Orange Cheeto, it turns out, isn’t the primary villain of Fahrenheit 11/9 as much as the ultimate demonic expression of a general climate of corrosion, corruption and (this is interesting) laissez-faire, moderation-favoring attitudes among complacent Democratic normalists and media types over the last quarter-century.
Bill and Hillary Clinton are portrayed as the principal causes of a general lack of trust and proliferation of cynicism among the body politic about mainstream liberal governance. The mainstream media is culpable also, Moore says. He also champions the hardcore, anti-corporate left (Alexandria Ocasio Cortez, David Hogg and the other activist Parkland massacre survivors, the legendary Bernie Sanders). And a good portion of the doc focuses on the mind-boggling, all-but-deliberate poisoning of Flint, Michigan’s water supply.
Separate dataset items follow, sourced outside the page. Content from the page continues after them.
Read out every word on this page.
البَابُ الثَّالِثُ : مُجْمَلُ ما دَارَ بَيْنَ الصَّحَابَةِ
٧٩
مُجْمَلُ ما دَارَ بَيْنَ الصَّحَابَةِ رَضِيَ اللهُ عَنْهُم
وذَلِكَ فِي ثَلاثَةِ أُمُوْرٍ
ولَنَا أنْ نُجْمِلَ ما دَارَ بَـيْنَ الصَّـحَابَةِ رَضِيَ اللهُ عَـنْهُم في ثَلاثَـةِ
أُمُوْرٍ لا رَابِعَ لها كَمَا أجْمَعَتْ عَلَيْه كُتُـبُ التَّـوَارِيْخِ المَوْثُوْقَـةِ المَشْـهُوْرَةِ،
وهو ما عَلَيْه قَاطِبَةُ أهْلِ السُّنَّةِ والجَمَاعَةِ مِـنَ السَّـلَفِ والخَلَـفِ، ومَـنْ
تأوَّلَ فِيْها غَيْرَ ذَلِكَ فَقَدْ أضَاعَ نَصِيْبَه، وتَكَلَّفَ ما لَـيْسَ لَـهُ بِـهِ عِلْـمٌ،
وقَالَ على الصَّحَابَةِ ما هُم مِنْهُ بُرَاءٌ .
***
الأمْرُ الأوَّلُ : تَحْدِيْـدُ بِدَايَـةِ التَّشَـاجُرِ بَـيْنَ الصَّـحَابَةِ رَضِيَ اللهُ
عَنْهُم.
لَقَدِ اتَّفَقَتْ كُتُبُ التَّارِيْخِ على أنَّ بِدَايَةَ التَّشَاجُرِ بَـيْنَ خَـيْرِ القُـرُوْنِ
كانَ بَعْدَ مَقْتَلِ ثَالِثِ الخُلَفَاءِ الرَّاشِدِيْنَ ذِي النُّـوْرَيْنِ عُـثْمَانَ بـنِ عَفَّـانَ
The doc basically says that Trump is a malignant force and a lying, blustering, Hitler-esque authoritarian, but the political system is full of enablers, and we all have to get real and throw these bums out and stand with the gutsy activist lefties of the moment and make this country into a semblance of an actual Democracy again….no more Obama-styled “hope” but action, action and more action, and no more half-measures or liberal pussyfooting.
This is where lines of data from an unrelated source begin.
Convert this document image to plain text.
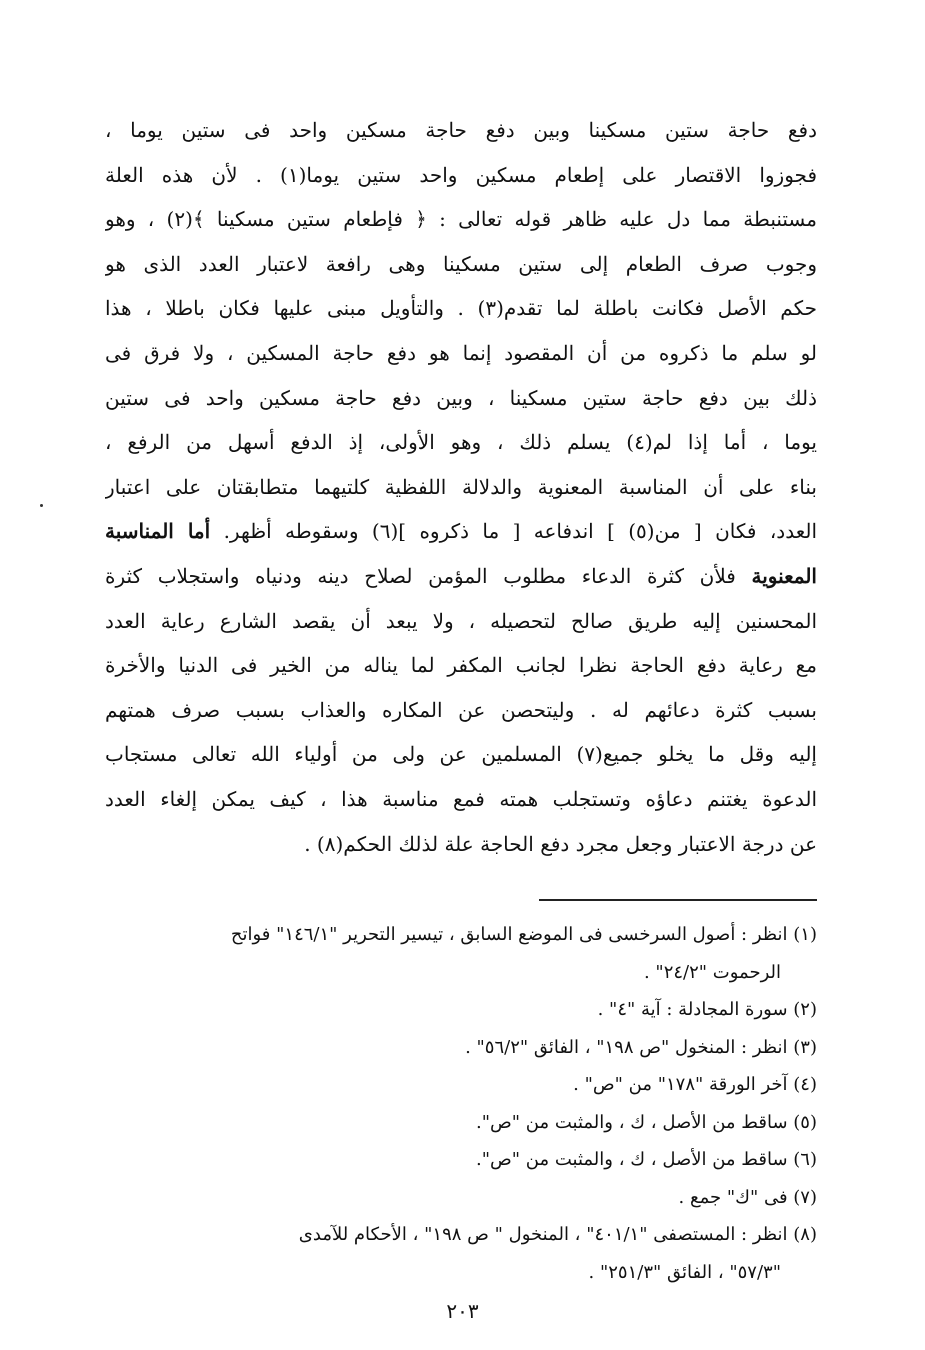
دفع حاجة ستين مسكينا وبين دفع حاجة مسكين واحد فى ستين يوما ،
فجوزوا الاقتصار على إطعام مسكين واحد ستين يوما(١) . لأن هذه العلة
مستنبطة مما دل عليه ظاهر قوله تعالى : ﴿ فإطعام ستين مسكينا ﴾(٢) ، وهو
وجوب صرف الطعام إلى ستين مسكينا وهى رافعة لاعتبار العدد الذى هو
حكم الأصل فكانت باطلة لما تقدم(٣) . والتأويل مبنى عليها فكان باطلا ، هذا
لو سلم ما ذكروه من أن المقصود إنما هو دفع حاجة المسكين ، ولا فرق فى
ذلك بين دفع حاجة ستين مسكينا ، وبين دفع حاجة مسكين واحد فى ستين
يوما ، أما إذا لم(٤) يسلم ذلك ، وهو الأولى، إذ الدفع أسهل من الرفع ،
بناء على أن المناسبة المعنوية والدلالة اللفظية كلتيهما متطابقتان على اعتبار
العدد، فكان [ من(٥) ] اندفاعه [ ما ذكروه ](٦) وسقوطه أظهر. أما المناسبة
المعنوية فلأن كثرة الدعاء مطلوب المؤمن لصلاح دينه ودنياه واستجلاب كثرة
المحسنين إليه طريق صالح لتحصيله ، ولا يبعد أن يقصد الشارع رعاية العدد
مع رعاية دفع الحاجة نظرا لجانب المكفر لما يناله من الخير فى الدنيا والأخرة
بسبب كثرة دعائهم له . وليتحصن عن المكاره والعذاب بسبب صرف همتهم
إليه وقل ما يخلو جميع(٧) المسلمين عن ولى من أولياء الله تعالى مستجاب
الدعوة يغتنم دعاؤه وتستجلب همته فمع مناسبة هذا ، كيف يمكن إلغاء العدد
عن درجة الاعتبار وجعل مجرد دفع الحاجة علة لذلك الحكم(٨) .
(١) انظر : أصول السرخسى فى الموضع السابق ، تيسير التحرير "١٤٦/١" فواتح
الرحموت "٢٤/٢" .
(٢) سورة المجادلة : آية "٤" .
(٣) انظر : المنخول "ص ١٩٨" ، الفائق "٥٦/٢" .
(٤) آخر الورقة "١٧٨" من "ص" .
(٥) ساقط من الأصل ، ك ، والمثبت من "ص".
(٦) ساقط من الأصل ، ك ، والمثبت من "ص".
(٧) فى "ك" جمع .
(٨) انظر : المستصفى "٤٠١/١" ، المنخول " ص ١٩٨" ، الأحكام للآمدى
"٥٧/٣" ، الفائق "٢٥١/٣" .
٢٠٣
Moore’s ties to the working-class people of Michigan have always been his ace in the hole in terms of political-cultural insight and humanistic compassion. He was raised in the Flint suburb of Davison. In Moore’s youth Flint’s economy and General Motors factories were closely intertwined. His uncle LaVerne was one of the founders of the United Automobile Workers labor union and participated in the Flint Sit-Down Strike of 1936 and ’37.
Moore knows, of course, that much if not most of Trump’s support is rooted in demagoguery — in his skillful manipulation of racial resentments and anti-blue-state animus among the bumblefucks. Moore knows full well that racism is part of the mix, but he doesn’t touch it in Fahrenheit 11/9. He doesn’t want to pick at that ugly scab. But it’s obviously there, and the film would have been that much better if Moore had dealt with it to some extent.
How popular or influential will Fahrenheit 11/9 prove to be in terms of the upcoming midterm elections? It’ll help some, but the U.S. is a different culture than the one Fahrenheit 9/11 blew away 14 years ago.